Monday, June 16, 2008

7th New York Asian Film Festival: Mad Detective

Warning: the following post contains partial spoilers.

Johnnie To and Wai Ka-Fai's Mad Detective (2007, Hong Kong), from a screenplay by Wai and Au Kin Yee, represents To and Wai's first directorial collaboration since 2001's superlative Fulltime Killer, with which it shares a heightened sense of its own status as cinematic form - beyond To's ever-present generic awareness. Here this increased emphasis is procured both visually, in the conspicuous lens flaring that pairs with To's ubiquitous low-key lighting, and narratively (no doubt owing, at least partially to co-writer, co-director Wai's contribution) in the re-introduction of the figure of the double - or in the case of Mad Detective, septuple.
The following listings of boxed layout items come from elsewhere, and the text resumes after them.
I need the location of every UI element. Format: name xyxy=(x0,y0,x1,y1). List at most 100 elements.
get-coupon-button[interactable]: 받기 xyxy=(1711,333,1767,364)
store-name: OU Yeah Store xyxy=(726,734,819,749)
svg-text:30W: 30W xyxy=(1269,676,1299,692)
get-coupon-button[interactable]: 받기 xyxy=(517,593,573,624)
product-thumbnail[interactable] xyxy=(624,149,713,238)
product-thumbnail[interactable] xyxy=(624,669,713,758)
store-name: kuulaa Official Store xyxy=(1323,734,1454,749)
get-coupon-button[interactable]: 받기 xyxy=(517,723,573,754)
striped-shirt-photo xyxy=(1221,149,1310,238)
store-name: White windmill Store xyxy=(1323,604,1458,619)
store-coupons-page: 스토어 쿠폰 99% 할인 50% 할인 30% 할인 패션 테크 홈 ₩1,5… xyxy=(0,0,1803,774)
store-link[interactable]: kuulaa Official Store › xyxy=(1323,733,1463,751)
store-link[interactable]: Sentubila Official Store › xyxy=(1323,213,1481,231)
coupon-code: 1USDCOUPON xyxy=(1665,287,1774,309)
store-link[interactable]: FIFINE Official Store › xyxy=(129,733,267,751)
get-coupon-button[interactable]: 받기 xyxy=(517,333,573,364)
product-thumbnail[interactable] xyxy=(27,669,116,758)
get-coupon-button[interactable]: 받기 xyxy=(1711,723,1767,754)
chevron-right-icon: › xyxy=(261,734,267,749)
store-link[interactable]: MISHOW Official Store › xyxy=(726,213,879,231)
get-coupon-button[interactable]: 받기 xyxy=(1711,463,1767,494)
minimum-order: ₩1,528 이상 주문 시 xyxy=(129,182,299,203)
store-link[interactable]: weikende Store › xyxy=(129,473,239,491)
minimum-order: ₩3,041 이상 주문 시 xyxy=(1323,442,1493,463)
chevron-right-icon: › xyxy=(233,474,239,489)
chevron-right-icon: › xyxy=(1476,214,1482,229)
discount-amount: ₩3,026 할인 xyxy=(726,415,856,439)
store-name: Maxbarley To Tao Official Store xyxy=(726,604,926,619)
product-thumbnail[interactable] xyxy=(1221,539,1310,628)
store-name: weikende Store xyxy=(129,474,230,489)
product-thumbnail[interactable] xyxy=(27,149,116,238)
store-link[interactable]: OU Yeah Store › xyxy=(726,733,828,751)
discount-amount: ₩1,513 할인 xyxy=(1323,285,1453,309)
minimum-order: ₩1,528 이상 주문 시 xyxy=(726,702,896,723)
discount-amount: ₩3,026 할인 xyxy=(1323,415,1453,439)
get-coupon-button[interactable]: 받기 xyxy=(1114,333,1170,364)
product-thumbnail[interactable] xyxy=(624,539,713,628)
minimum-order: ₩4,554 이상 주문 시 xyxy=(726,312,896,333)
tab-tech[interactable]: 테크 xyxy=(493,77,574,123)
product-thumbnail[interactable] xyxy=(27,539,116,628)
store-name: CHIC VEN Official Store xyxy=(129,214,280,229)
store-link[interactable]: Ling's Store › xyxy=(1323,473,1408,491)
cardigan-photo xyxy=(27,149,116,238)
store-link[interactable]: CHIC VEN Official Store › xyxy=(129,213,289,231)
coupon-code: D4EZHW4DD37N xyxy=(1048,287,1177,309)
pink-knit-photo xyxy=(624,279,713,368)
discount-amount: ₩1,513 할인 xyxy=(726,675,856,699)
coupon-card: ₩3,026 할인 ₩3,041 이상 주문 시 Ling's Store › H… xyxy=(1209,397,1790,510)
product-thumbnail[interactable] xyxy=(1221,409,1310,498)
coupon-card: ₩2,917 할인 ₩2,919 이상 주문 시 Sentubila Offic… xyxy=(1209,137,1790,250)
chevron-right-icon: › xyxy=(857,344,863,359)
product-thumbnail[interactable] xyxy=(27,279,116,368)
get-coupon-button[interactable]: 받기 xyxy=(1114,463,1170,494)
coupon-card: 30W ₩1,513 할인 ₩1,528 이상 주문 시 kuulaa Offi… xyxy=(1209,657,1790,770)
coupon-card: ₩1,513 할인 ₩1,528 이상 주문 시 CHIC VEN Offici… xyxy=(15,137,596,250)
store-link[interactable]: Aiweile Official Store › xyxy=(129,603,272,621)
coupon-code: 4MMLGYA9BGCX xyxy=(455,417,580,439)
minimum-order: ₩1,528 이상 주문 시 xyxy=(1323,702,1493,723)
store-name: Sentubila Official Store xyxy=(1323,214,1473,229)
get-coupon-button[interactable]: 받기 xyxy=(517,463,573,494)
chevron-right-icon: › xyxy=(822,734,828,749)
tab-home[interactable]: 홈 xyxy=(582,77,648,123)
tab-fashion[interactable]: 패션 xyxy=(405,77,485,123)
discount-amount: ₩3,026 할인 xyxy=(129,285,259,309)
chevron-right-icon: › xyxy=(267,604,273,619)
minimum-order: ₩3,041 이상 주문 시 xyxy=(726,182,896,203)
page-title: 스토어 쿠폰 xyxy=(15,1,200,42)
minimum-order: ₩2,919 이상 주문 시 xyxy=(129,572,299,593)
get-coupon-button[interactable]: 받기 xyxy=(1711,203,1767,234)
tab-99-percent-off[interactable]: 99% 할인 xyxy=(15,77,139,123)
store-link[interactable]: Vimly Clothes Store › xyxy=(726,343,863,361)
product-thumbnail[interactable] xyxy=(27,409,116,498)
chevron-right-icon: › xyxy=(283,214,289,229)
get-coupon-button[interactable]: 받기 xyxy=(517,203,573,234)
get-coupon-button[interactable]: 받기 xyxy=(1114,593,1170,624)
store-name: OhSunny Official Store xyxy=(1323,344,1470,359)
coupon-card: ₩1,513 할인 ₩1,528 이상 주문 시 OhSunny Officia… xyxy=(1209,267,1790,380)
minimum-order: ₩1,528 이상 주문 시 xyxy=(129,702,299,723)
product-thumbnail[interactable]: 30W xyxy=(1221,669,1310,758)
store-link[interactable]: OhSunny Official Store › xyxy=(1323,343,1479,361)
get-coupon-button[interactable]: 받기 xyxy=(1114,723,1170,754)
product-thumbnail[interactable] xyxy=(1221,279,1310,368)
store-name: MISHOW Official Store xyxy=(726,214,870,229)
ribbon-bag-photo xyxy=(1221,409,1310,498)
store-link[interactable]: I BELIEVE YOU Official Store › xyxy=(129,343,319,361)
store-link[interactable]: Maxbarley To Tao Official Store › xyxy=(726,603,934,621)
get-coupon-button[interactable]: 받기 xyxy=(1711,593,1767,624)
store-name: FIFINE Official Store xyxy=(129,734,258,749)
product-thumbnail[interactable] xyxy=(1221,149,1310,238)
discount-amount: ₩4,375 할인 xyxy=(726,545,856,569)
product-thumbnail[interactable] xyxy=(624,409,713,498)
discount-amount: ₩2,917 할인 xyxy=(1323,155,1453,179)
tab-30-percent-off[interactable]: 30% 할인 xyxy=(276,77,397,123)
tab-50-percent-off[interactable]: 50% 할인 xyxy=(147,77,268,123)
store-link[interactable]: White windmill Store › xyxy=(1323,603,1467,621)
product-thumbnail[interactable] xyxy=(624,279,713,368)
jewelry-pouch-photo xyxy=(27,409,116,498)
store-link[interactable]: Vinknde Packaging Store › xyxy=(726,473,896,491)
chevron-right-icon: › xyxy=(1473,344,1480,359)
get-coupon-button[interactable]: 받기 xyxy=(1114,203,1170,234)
Mad Detective orbits around Lau Ching Wan's soon-to-be ex-detective Bun, whom we first see investigating a crime by being kicked down a flight of stairs while voluntarily inside a suitcase; he then offers an ear that he has chopped off to honor a retiring officer. Suffice it to say that Bun is the eponymous detective. Following a subsequently-introduced officer's 18-month disappearance, Lau is invited to assist for his investigatory brilliance. Yet it is less his analytic abilities, as we soon see, than his facility to see through to a person's true personality that accounts for his unique skills as a detective. To and Wai handle this plot element by fluidly replacing the film's characters with separate performers to represent their inner-selves, or in the case of the missing cop's partner, his seven selves (including a sweaty, overweight replacement and a sexy, female superego). Consequently the lightly surreal effect of the pair's strategy at times simulates the perceptual experience of Bun and his seamless transitions between reality and fantasy - an alternation supported well by the assertive nature of the cinematic image.

Mad Detective culminates, fittingly, in a Lady from Shanghai-inflected house of mirrors where the picture's multiple doubles (and septuples) replace figural reflections. With each in search of his missing gun - a generic staple, to be sure - To and Wai's generic revision racks into focus. At this juncture, the filmmakers have crystallized their reframing of internal character conflict by contrasting it with its generic predecessors: the bodies are reflected by other figures with the shattered glass on the ground beneath. While ultimately Mad Detective may not mark the height of To's commercial cinema powers, To and Wai's film nonetheless reinforces the pair's collaborative identity, while offering more than serviceable revisionist filmmaking.

Mad Detective screens Sunday, June 22 at 7:20 PM at the IFC Center in New York. It is also available on a Mei Ah region 3 DVD with English subtitles.